An additional meaningful experience is the development of English poetry is given by metaphysical poetry that as T. S. Eliot will say can fuse mind and emotions and the mixture will be totally lost after metaphysical poetry of which John Donne is the most representative figure.

The novelty of metaphysical poetry consists of the poet’s skill to integrate experiences that belong to a different fields of human experience, and include also areas can considered far from the typical content of lyrical poetry. Earthquakes, geometrical aspects and others enter the poetical text resulting for the readers of the ‘700 particularly “strange”.

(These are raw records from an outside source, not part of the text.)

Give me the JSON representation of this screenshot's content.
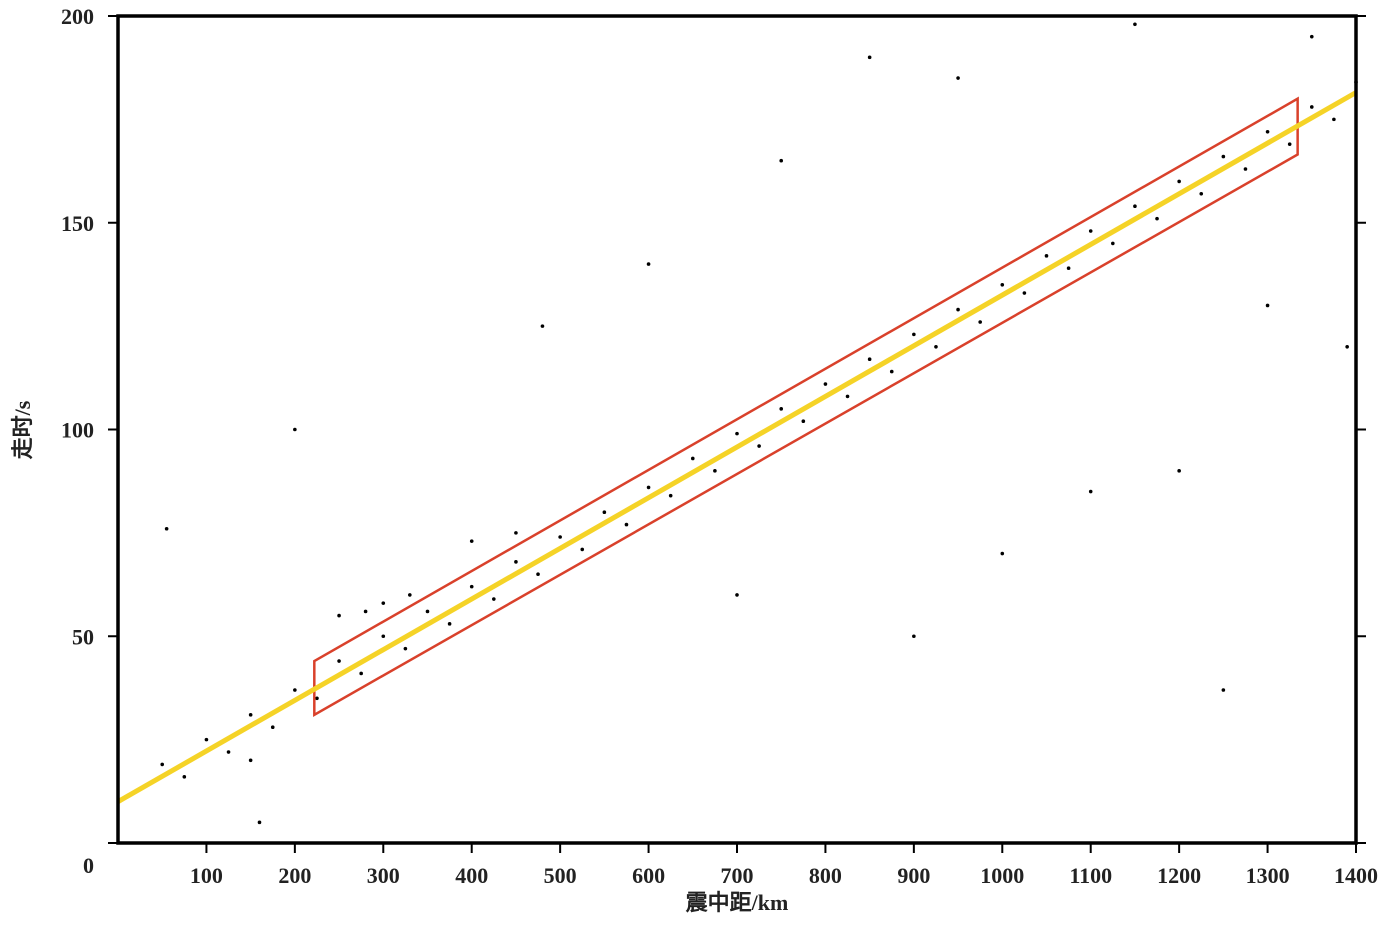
{
  "chart_data": {
    "type": "scatter",
    "xlabel": "震中距/km",
    "ylabel": "走时/s",
    "xlim": [
      0,
      1400
    ],
    "ylim": [
      0,
      200
    ],
    "xticks": [
      100,
      200,
      300,
      400,
      500,
      600,
      700,
      800,
      900,
      1000,
      1100,
      1200,
      1300,
      1400
    ],
    "yticks": [
      0,
      50,
      100,
      150,
      200
    ],
    "color": "#000000",
    "x": [
      50,
      100,
      150,
      200,
      250,
      300,
      350,
      400,
      450,
      500,
      550,
      600,
      650,
      700,
      750,
      800,
      850,
      900,
      950,
      1000,
      1050,
      1100,
      1150,
      1200,
      1250,
      1300,
      1350,
      1400,
      75,
      125,
      175,
      225,
      275,
      325,
      375,
      425,
      475,
      525,
      575,
      625,
      675,
      725,
      775,
      825,
      875,
      925,
      975,
      1025,
      1075,
      1125,
      1175,
      1225,
      1275,
      1325,
      1375,
      300,
      280,
      250,
      330,
      400,
      450,
      160,
      200,
      480,
      600,
      750,
      850,
      950,
      1000,
      1100,
      1200,
      1300,
      900,
      700,
      1350,
      1150,
      55,
      150,
      1250,
      1390
    ],
    "y": [
      19,
      25,
      31,
      37,
      44,
      50,
      56,
      62,
      68,
      74,
      80,
      86,
      93,
      99,
      105,
      111,
      117,
      123,
      129,
      135,
      142,
      148,
      154,
      160,
      166,
      172,
      178,
      184,
      16,
      22,
      28,
      35,
      41,
      47,
      53,
      59,
      65,
      71,
      77,
      84,
      90,
      96,
      102,
      108,
      114,
      120,
      126,
      133,
      139,
      145,
      151,
      157,
      163,
      169,
      175,
      58,
      56,
      55,
      60,
      73,
      75,
      5,
      100,
      125,
      140,
      165,
      190,
      185,
      70,
      85,
      90,
      130,
      50,
      60,
      195,
      198,
      76,
      20,
      37,
      120
    ],
    "fit_line": {
      "color": "#f5d327",
      "x": [
        0,
        1400
      ],
      "y": [
        10,
        181.5
      ]
    },
    "region": {
      "color": "#d9412b",
      "x": [
        222,
        1334,
        1334,
        222
      ],
      "y": [
        44,
        180,
        166.5,
        31
      ]
    }
  }
}
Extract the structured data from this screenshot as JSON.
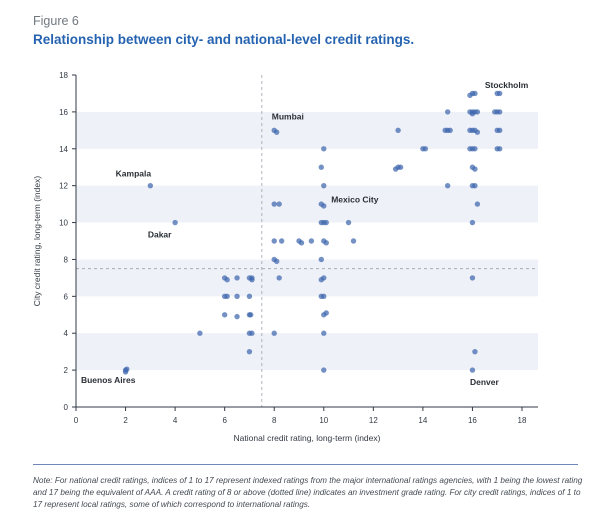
{
  "figure_label": "Figure 6",
  "title": "Relationship between city- and national-level credit ratings.",
  "note": "Note: For national credit ratings, indices of 1 to 17 represent indexed ratings from the major international ratings agencies, with 1 being the lowest rating and 17 being the equivalent of AAA. A credit rating of 8 or above (dotted line) indicates an investment grade rating. For city credit ratings, indices of 1 to 17 represent local ratings, some of which correspond to international ratings.",
  "colors": {
    "points": "#3f67ad",
    "band": "#eef1f8",
    "threshold": "#9aa3ad"
  },
  "chart_data": {
    "type": "scatter",
    "xlabel": "National credit rating, long-term (index)",
    "ylabel": "City credit rating, long-term (index)",
    "xlim": [
      0,
      18
    ],
    "ylim": [
      0,
      18
    ],
    "xticks": [
      0,
      2,
      4,
      6,
      8,
      10,
      12,
      14,
      16,
      18
    ],
    "yticks": [
      0,
      2,
      4,
      6,
      8,
      10,
      12,
      14,
      16,
      18
    ],
    "threshold": {
      "x": 7.5,
      "y": 7.5
    },
    "annotations": [
      {
        "text": "Stockholm",
        "x": 16.5,
        "y": 17.3
      },
      {
        "text": "Mumbai",
        "x": 7.9,
        "y": 15.6
      },
      {
        "text": "Kampala",
        "x": 1.6,
        "y": 12.5
      },
      {
        "text": "Mexico City",
        "x": 10.3,
        "y": 11.1
      },
      {
        "text": "Dakar",
        "x": 2.9,
        "y": 9.2
      },
      {
        "text": "Buenos Aires",
        "x": 0.2,
        "y": 1.3
      },
      {
        "text": "Denver",
        "x": 15.9,
        "y": 1.2
      }
    ],
    "points": [
      [
        2,
        2
      ],
      [
        2,
        1.9
      ],
      [
        2.05,
        2.05
      ],
      [
        3,
        12
      ],
      [
        4,
        10
      ],
      [
        5,
        4
      ],
      [
        6,
        7
      ],
      [
        6.1,
        6.9
      ],
      [
        6,
        6
      ],
      [
        6.1,
        6
      ],
      [
        6,
        5
      ],
      [
        6.5,
        7
      ],
      [
        6.5,
        6
      ],
      [
        6.5,
        4.9
      ],
      [
        7,
        7
      ],
      [
        7.1,
        7
      ],
      [
        7,
        6
      ],
      [
        7,
        5
      ],
      [
        7.05,
        5
      ],
      [
        7,
        4
      ],
      [
        7.1,
        4
      ],
      [
        7,
        3
      ],
      [
        7.1,
        6.9
      ],
      [
        8,
        15
      ],
      [
        8.1,
        14.9
      ],
      [
        8,
        11
      ],
      [
        8.2,
        11
      ],
      [
        8,
        9
      ],
      [
        8.3,
        9
      ],
      [
        8,
        8
      ],
      [
        8.1,
        7.9
      ],
      [
        8.2,
        7
      ],
      [
        8,
        4
      ],
      [
        9,
        9
      ],
      [
        9.1,
        8.9
      ],
      [
        9.5,
        9
      ],
      [
        10,
        14
      ],
      [
        9.9,
        13
      ],
      [
        10,
        12
      ],
      [
        9.9,
        11
      ],
      [
        10,
        10.9
      ],
      [
        10,
        10
      ],
      [
        9.9,
        10
      ],
      [
        10.1,
        10
      ],
      [
        10,
        9
      ],
      [
        10.1,
        8.9
      ],
      [
        9.9,
        8
      ],
      [
        10,
        7
      ],
      [
        9.9,
        6.9
      ],
      [
        10,
        6
      ],
      [
        9.9,
        6
      ],
      [
        10.1,
        5.1
      ],
      [
        10,
        5
      ],
      [
        10,
        4
      ],
      [
        10,
        2
      ],
      [
        11,
        10
      ],
      [
        11.2,
        9
      ],
      [
        13,
        15
      ],
      [
        13.1,
        13
      ],
      [
        12.9,
        12.9
      ],
      [
        13,
        13
      ],
      [
        14,
        14
      ],
      [
        14.1,
        14
      ],
      [
        15,
        16
      ],
      [
        15,
        15
      ],
      [
        14.9,
        15
      ],
      [
        15.1,
        15
      ],
      [
        15,
        12
      ],
      [
        16,
        17
      ],
      [
        16.1,
        17
      ],
      [
        15.9,
        16.9
      ],
      [
        16,
        16
      ],
      [
        15.9,
        16
      ],
      [
        16.1,
        16
      ],
      [
        16,
        15.9
      ],
      [
        16.2,
        16
      ],
      [
        16,
        15
      ],
      [
        15.9,
        15
      ],
      [
        16.1,
        15
      ],
      [
        16.2,
        14.9
      ],
      [
        16,
        14
      ],
      [
        16.1,
        14
      ],
      [
        15.9,
        14
      ],
      [
        16,
        13
      ],
      [
        16.1,
        12.9
      ],
      [
        16,
        12
      ],
      [
        16.1,
        12
      ],
      [
        16.2,
        11
      ],
      [
        16,
        10
      ],
      [
        16,
        7
      ],
      [
        16.1,
        3
      ],
      [
        16,
        2
      ],
      [
        17,
        17
      ],
      [
        17.1,
        17
      ],
      [
        17,
        16
      ],
      [
        17.1,
        16
      ],
      [
        16.9,
        16
      ],
      [
        17,
        15
      ],
      [
        17.1,
        15
      ],
      [
        17,
        14
      ],
      [
        17.1,
        14
      ]
    ]
  }
}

During the 18th century poetry becomes mainly mock heroic: lines written to create a parody of aristocracy, a social class that in the period was gradually losing its mainstream position in favour of an emergent middle class. Alexander Pope writes a heroic poem called “The Rape of the Rock”: a poem to speak about a man from aristocracy that has cut a lock of a girl. It is simply to understand as the dignity of epic poetry result de-classed to speak about a trivial topic. Of course, is what the typical literary gender of the 18th century, being the English literature the century that records the birth of the novel.